Mónica no ocultó su ansiedad. La sola referencia al milagro la puso más pálida aún. Aunque esperaba lo peor desde el primer momento, no la calmó saber que sus constantes biológicas aún podían desestabilizarse. Dijo que verla paralizada y rodeada de aparatos le resultaba devastador. No suponía que los milagros fueran posibles, pero en ese momento creería hasta en la magia negra.

Bill, con desacostumbrada suavidad, explicó sus vínculos con Eliseo, el profeta de los milagros, quien lo había curado de una encefalitis que ningún médico consideraba dominable. No sólo lo había curado, sino que le había concedido poderes especiales. Narró las dificultades de sus primeros años de pastor, cuando ingresó en la iglesia de Elephant City. Luego contó los progresos que fue ganando en esa localidad, progresos tan grandes que lo estimularon a predicar y curar en otros sitios de Colorado, Nuevo México y Arizona.
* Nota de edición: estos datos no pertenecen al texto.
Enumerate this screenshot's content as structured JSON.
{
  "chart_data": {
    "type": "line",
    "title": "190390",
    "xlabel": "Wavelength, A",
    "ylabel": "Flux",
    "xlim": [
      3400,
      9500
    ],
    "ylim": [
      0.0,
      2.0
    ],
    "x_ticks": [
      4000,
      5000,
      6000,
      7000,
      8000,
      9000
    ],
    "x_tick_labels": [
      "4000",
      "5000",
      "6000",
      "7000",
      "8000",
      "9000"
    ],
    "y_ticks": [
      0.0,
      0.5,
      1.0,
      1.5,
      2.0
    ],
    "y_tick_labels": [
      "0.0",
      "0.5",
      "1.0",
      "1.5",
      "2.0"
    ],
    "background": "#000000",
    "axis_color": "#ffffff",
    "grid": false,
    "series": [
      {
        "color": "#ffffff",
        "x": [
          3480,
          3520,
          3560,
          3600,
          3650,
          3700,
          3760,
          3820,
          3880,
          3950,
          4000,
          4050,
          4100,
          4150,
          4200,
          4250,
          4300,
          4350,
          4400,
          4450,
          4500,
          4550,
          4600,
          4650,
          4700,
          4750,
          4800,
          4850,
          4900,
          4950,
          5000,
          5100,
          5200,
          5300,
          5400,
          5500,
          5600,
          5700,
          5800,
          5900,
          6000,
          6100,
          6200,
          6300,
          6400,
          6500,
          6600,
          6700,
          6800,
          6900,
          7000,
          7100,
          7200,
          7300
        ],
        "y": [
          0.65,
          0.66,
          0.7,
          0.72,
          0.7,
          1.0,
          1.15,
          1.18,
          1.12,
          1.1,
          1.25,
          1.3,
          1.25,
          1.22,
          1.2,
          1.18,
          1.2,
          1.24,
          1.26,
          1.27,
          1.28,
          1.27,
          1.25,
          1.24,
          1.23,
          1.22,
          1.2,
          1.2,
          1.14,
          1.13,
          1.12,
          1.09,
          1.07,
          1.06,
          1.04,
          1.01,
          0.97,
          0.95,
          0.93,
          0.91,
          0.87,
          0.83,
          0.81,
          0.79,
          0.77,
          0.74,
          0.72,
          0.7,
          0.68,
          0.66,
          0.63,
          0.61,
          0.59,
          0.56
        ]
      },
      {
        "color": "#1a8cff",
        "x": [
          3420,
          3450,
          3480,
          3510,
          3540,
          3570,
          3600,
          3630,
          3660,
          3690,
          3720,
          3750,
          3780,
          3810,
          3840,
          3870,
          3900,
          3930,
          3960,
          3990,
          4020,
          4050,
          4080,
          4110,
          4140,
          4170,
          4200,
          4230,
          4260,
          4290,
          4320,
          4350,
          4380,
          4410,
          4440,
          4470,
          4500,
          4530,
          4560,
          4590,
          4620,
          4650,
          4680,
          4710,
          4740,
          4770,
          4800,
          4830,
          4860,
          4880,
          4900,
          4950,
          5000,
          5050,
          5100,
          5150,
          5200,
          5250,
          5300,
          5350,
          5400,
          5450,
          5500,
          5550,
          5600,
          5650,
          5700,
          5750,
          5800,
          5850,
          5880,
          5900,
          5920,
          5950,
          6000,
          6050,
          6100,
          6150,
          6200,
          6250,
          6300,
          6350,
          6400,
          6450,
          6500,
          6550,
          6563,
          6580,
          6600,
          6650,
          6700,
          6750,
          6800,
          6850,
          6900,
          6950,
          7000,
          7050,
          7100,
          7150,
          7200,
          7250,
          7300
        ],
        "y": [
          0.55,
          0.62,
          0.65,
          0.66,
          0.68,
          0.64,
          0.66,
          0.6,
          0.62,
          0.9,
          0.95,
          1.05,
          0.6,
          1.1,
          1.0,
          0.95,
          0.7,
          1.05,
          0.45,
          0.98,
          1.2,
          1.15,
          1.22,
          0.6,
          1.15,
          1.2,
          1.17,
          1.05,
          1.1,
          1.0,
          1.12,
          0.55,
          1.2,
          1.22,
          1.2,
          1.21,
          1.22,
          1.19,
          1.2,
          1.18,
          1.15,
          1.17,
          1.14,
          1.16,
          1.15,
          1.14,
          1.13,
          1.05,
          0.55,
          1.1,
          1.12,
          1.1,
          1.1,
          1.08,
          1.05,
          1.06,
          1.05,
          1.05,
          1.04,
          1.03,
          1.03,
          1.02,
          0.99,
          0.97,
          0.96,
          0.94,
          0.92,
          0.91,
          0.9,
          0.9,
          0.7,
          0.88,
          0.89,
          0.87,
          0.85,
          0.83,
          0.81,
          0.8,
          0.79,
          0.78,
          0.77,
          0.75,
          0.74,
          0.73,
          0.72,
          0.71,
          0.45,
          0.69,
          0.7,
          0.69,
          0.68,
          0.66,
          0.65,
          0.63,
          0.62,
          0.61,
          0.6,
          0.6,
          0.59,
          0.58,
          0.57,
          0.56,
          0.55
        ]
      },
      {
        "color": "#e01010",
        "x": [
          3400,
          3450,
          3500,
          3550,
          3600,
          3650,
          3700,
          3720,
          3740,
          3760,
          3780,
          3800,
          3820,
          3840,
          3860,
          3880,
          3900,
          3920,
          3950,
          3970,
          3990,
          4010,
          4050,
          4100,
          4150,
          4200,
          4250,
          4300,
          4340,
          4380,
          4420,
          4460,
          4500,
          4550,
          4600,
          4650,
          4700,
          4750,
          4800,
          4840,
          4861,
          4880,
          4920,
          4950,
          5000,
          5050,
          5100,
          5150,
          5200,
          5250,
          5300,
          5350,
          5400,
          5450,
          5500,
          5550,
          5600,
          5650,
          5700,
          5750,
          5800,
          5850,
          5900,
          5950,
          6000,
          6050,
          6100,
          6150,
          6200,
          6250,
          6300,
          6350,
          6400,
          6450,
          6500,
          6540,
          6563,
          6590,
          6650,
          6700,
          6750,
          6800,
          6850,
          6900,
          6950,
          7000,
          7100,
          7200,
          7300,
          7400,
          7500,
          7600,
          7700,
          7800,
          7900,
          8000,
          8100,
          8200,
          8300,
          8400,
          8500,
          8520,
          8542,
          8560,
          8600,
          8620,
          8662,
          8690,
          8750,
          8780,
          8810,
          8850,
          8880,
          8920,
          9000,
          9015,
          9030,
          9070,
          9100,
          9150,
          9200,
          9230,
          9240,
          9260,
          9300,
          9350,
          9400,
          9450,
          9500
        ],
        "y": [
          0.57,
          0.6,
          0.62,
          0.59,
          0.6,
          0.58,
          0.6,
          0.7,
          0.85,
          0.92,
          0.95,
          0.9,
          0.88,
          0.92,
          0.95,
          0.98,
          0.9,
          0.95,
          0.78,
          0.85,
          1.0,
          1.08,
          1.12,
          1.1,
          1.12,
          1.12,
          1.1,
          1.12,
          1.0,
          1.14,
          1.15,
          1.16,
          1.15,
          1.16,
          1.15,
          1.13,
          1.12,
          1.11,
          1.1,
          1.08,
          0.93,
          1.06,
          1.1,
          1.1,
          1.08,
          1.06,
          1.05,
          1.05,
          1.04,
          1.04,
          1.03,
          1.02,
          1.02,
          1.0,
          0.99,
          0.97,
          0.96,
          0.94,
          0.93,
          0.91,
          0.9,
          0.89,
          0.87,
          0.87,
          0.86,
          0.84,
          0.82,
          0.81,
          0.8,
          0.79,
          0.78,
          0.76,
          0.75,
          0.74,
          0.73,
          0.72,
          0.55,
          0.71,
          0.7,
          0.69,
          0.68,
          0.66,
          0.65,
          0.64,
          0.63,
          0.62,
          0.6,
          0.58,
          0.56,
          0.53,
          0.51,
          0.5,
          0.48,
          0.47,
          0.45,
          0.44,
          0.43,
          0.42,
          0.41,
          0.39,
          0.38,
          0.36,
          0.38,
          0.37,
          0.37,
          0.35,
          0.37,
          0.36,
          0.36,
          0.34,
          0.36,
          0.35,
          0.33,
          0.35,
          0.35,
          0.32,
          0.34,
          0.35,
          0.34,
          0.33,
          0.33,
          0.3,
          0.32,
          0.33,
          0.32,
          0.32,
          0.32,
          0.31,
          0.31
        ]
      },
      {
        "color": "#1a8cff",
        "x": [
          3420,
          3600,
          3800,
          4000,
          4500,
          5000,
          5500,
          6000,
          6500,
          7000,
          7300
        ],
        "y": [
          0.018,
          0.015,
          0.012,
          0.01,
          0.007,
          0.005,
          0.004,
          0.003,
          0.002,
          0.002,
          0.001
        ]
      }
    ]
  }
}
Trabajó simultáneamente en tres carpas que se llenaban de fieles y durante un tiempo estuvo asociado con un importante pastor de Carson, pero recibió un mensaje de Eliseo que le indicaba que era el momento de dar un potente giro a su vida y obra. Debía separarse de ese pastor, unirse a Evelyn y trasladarse a Texas. Las curas milagrosas habían sido un eslabón de su carrera, no su misión final. De vez en cuando le sería permitido volver a efectuar una curación notable, pero sólo cuando lo justificasen los designios del Señor. Por eso no descartaba que en algún momento se presentase Eliseo para autorizarlo a hacer algo especial con Dorothy

—¿Me lo dices en serio? —Mónica pareció despabilarse.

—Depende de la fe que tenga la paciente. Ella está en coma. Por ahora debemos orar.

Damián apretó la mano de su amada para transmitirle consuelo y contempló amistosamente a Bill. Estaba frente a un chamán. Pero debía ser cauteloso, porque esos seres tienen olfato y enseguida desconfían.

Bill, mientras, percibía que en su sangre se reacomodaban ciertas convicciones. Se dio cuenta de que había hablado más de lo común, sin parar. Que se sentía excitado, igual que ante las visiones de los desfiladeros morados entre los cuales aparecía la frente luminosa de Eliseo. Esa “sobrina” que tenía a un metro de distancia era un ejemplar ario de la más alta calidad imaginable. Sus ojos verde claro (idénticos a los de Evelyn), su cabello de bronce limpio, su tez de mármol y sus manos largas y perfectas eran más elocuentes que el Evangelio. No la merecía un perverso hispano como Wilson. No cuadraba siquiera que llevara el apellido Castro. No era en realidad la descendiente de una mezcla entre una adámica pura como Dorothy y un preadámico evidente como Wilson. Era el producto de un óvulo y un espermatozoide generados en el sector predilecto del Señor. Era “su” hija. Por primera vez la veía y oía como tal. Estaba impresionado, extrañamente conmovido.

También Evelyn, estaba asombrada por el inesperado afecto que emitían la voz y los ojos de Bill. Se había preparado para una reunión seca y formal. Su marido algunas veces adoptaba actitudes incomprensibles, pero ella no debía apartarse de las nerviosas consignas que le había marcado en los últimos días. No resultaba fácil, pero trataría de cumplir.

Damián, estimulado por la cordialidad del anfitrión, ansiaba formular mil preguntas. Aspiró para relajarse el diafragma y parecer tranquilo, apenas motivado por una curiosidad intrascendente. Quería saber, por ejemplo, cuándo y cómo había construido Bill Hughes aquel rancho.

Evelyn alzó las cejas, pero el reverendo no se alteró. Contestaría. ¿Algo más?

También quería saber cuánta gente vivía allí, cómo era la organización, qué los impulsaba a ingresar y permanecer en ella.

Bill masticó una aceituna y depositó en su mano el carozo, que dejó rodar hacia un cuenco; tampoco le molestaron las preguntas adicionales.

Evelyn se estrujó las manos.

Damián agregó entonces que le interesaba conocer cómo eran las relaciones entre varones y mujeres, cómo educaban a los niños, si practicaban ceremonias de iniciación.